US crude inventories dropped by a million barrels to just under 420 million barrels, as of May 20th. The Energy Information Administration says that's about 14% below the five-year average for this time of year. Gasoline stockpiles were down half a million barrels, and are about eight percent below the five-year average for this time of year.
The government reported a slight dip in domestic crude production. In the week through May 20th, US operators pumped 11.86 million barrels per day, down 87-thousand barrels per day for the week. EIA reported US crude-oil imports of 6.5 million barrels per day last week, down about 82-thousand barrels per day from the week before.
US oil-by-rail traffic last week was down more than nine percent from a year ago, but marked an increase of 702 tanker carloads week-over-week. The Association of American Railroads reports 9,805 tankers delivered petroleum and petroleum products in the week through May 21st.

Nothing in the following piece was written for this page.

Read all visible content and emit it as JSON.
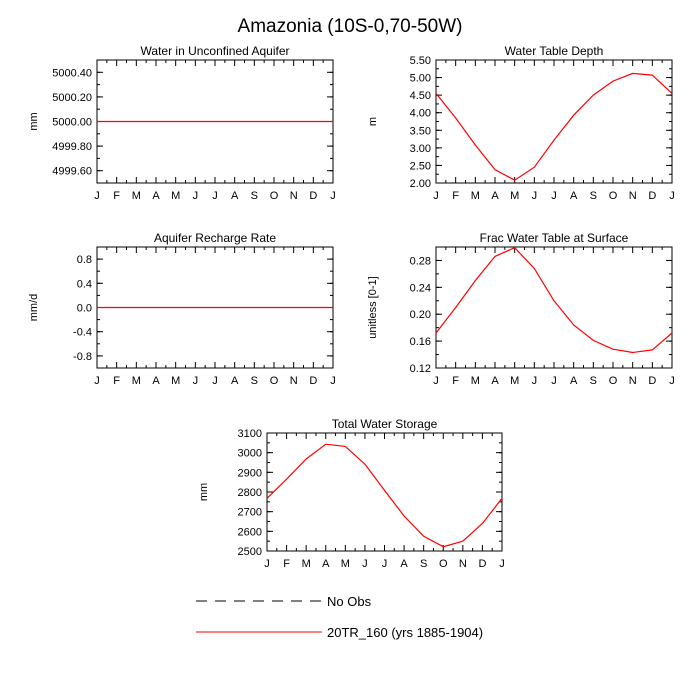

Canadian traffic was up more than 800 tanker carloads, and is nearly thirty percent ahead last year at this time.
An oil-patch trade group reports the state of Texas added another 5,200 jobs to its oil-patch exploration and production payroll from March to April. That brings the total to 190,400 jobs. The Texas Independent Producers and Royalty Owners says the April figure marks an increase of more than 26-thousand positions its count a year earlier.
A federal judge has now blocked a huge drilling program approved by the Trump Administration in western Colorado. US District Judge Marcia Krieger said she vacated previous agency approvals based on the agencies' own admission they had failed to follow environmental law in considering the permits. Gunnison Energy has already drilled the first well. The project involves 35 wells on five pads across 30-thousand acres of US Forest Service land near Gunnison, Colorado.
U.S. President Joe Biden has not ruled out using export restrictions to ease soaring domestic fuel prices. Energy Secretary Jennifer Granholm told reporters last week that, in her words, the president is not taking any tools off the table. Government tallies show the US exported around 8.6 million barrels per day of oil and refined products in 2021, slightly more than it imported.
Saudi Arabia’s oil exports in March reached their highest in at least six years, a billion dollars a day, up 123% over a year ago. Production in the kingdom rose to 10.3 million barrels a day in March, with Brent oil prices averaging $112 a barrel.
As Texas officials hunt for financial firms hostile to the energy industry, Wall Street is bowing to the pressure in order to continue doing business with the state. Bloomberg has acquired the replies of twenty firms that were sent demand letters from the State Comptroller. A bill approved last year denies state contracts to companies that restrict or prohibit doing business with energy companies. One small Dallas-based firm replied “Hell no.”